Research on everyday mobility beyond the car is a growing field, spurred by the need for a transition towards a less car-dependent society. It reveals that the conditions for non-car mobility are contextual, geographically in relation to the degree of car dependency in physical urban structure, but also in relation to a variety of socio-economic aspects, what life stage individuals are in and the resources they possess. McLaren (2016) has explored complexity of mobility practices among parents in varying urban contexts in Vancouver, and the meaning of this complexity to possibilities for a transition to more sustainable and equitable everyday mobility. The study reveals large variability in modal choices, ranging from car-dependency to multimodality (relying on a combination of transportation modes including the car) and altermodality (mobility beyond the car). McLaren establishes that “parents and cars can be delinked” (2016:223), but this is most evident for families living in a dense urban context, and in other contexts altermodality is associated with transport disadvantage. McLaren identifies a knowledge gap in what the conditions for non-car mobility are for urban families.

A crucial determinant for choice of transport mode is car ownership (Mattioli, 2014). Several studies have investigated what causal effect car ownership has on travel behavior on an aggregate level (eg. Van Acker & Witlox, 2010). However, efforts have recently been made to contextualize carlessness which implies the state of not owning a car rather than not having access to one (Mattioli, 2014; Mitra, 2016; Sattlegger & Rau, 2016). Carlessness can be an expression of protest or resistance to automobility, but it might as well be a consequence of social disadvantage (LcLaren, 2016). Hence, being carless by choice or by constraint implies different consequences for mobility, since causes of carlessness are also related to residential environment and determinants of social exclusion (Mitra, 2016). Mitra (2016) states that understanding characteristics of voluntarily carless households can inform policy for reducing car dependency, while understanding characteristics of involuntarily carless households can help understanding the structuring factors of social exclusion. Mitra’s study suggests that involuntarily carless households are less mobile than voluntarily carless households.

Naturally, choosing to be carless requires the ability to make that choice, which is enabled by sufficient accessibility and affordability of alternatives.
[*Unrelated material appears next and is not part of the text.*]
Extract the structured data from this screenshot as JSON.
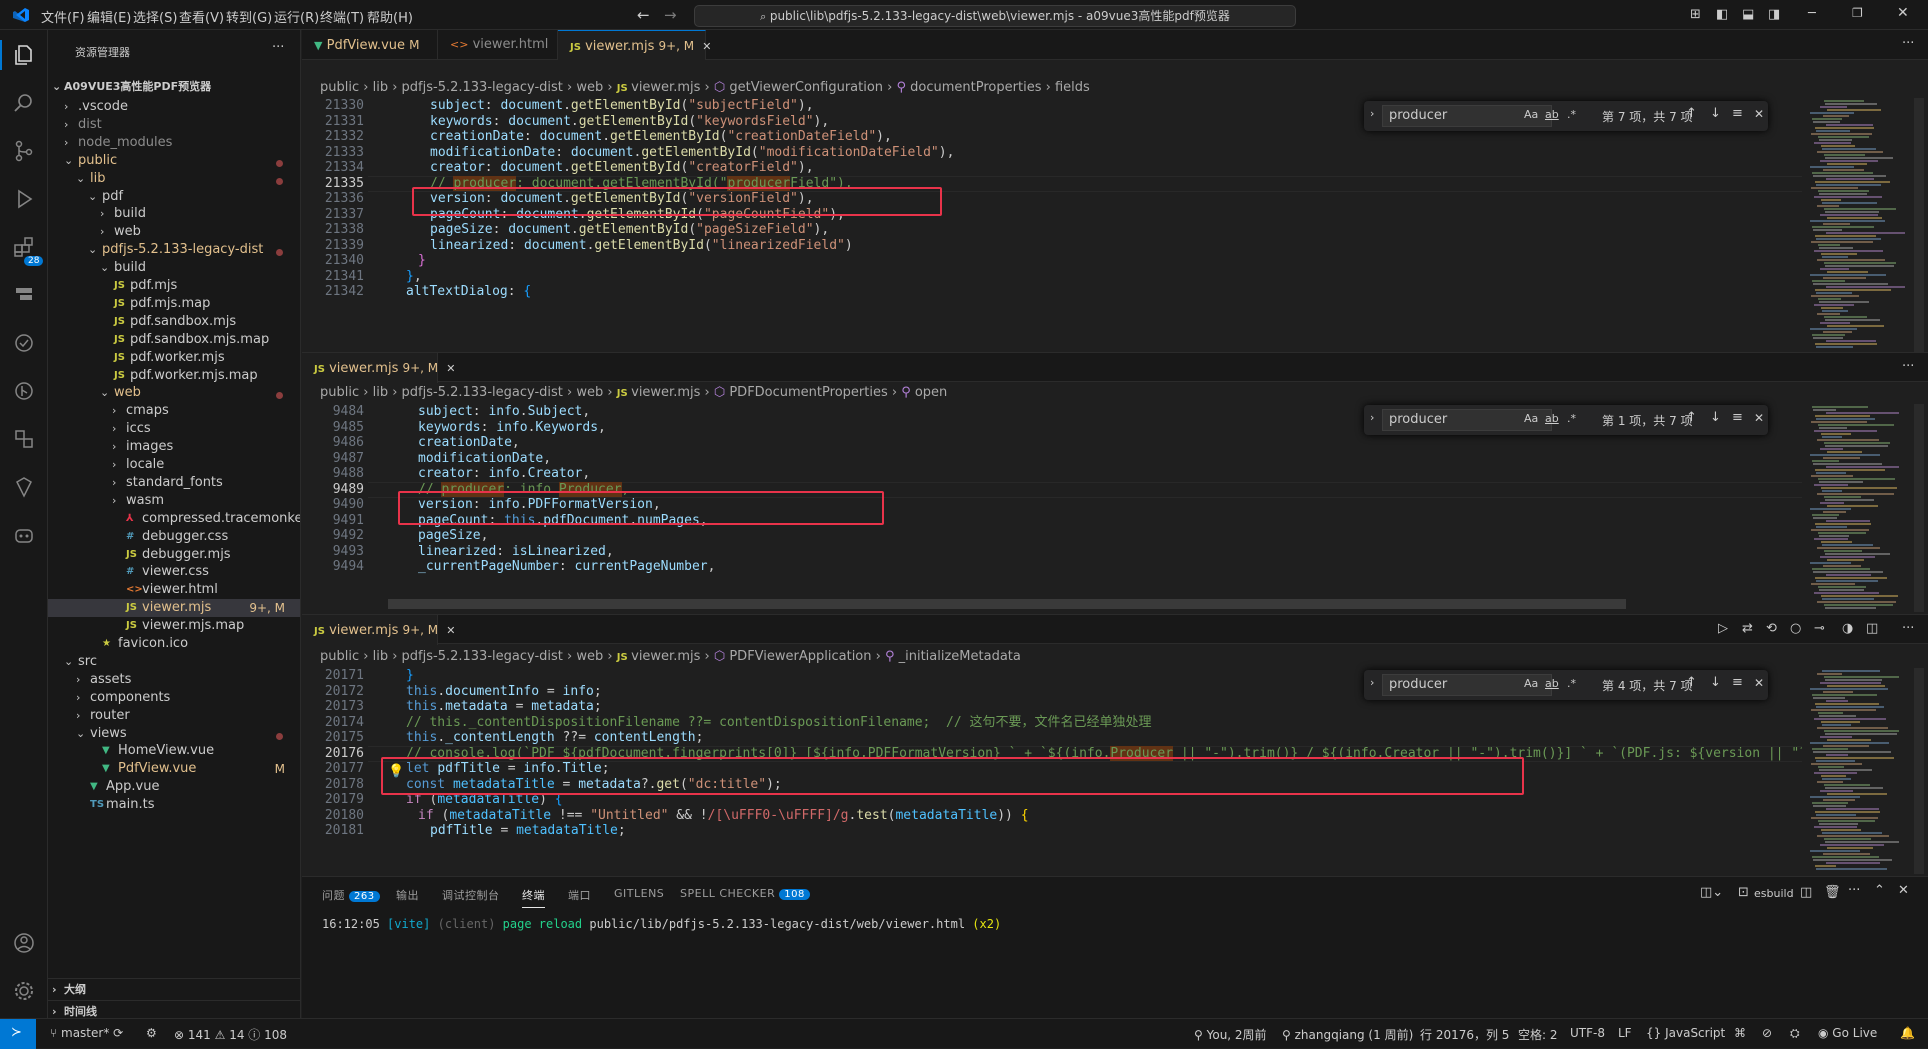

This conforms to Mattioli’s (2014) study of car dependence and social exclusion in Great Britain, which suggests that the mobility gap between households with and without car ownership is smaller in denser areas, because those without a car have more alternatives to choose from. To the nexus of car ownership and social exclusion, Mattioli also adds the aspect of enforced car ownership when low-income households are forced to own a car because no alternatives are available.

Schwanen (2016) problematizes the major influence of automobility over urban form and politics, and emphasizes the overwhelming capacity of automobility to endure through “the configurations of practices, institutions and materialities that are centered around the private car” (p.155). In Schwanens (2016) view, mainstream policy approaches to encourage non-car mobility builds on the same ideas and methods that have been used to bring automobility into hegemony; it is based on a view of travel time as dead time and high speed mobility as ideal.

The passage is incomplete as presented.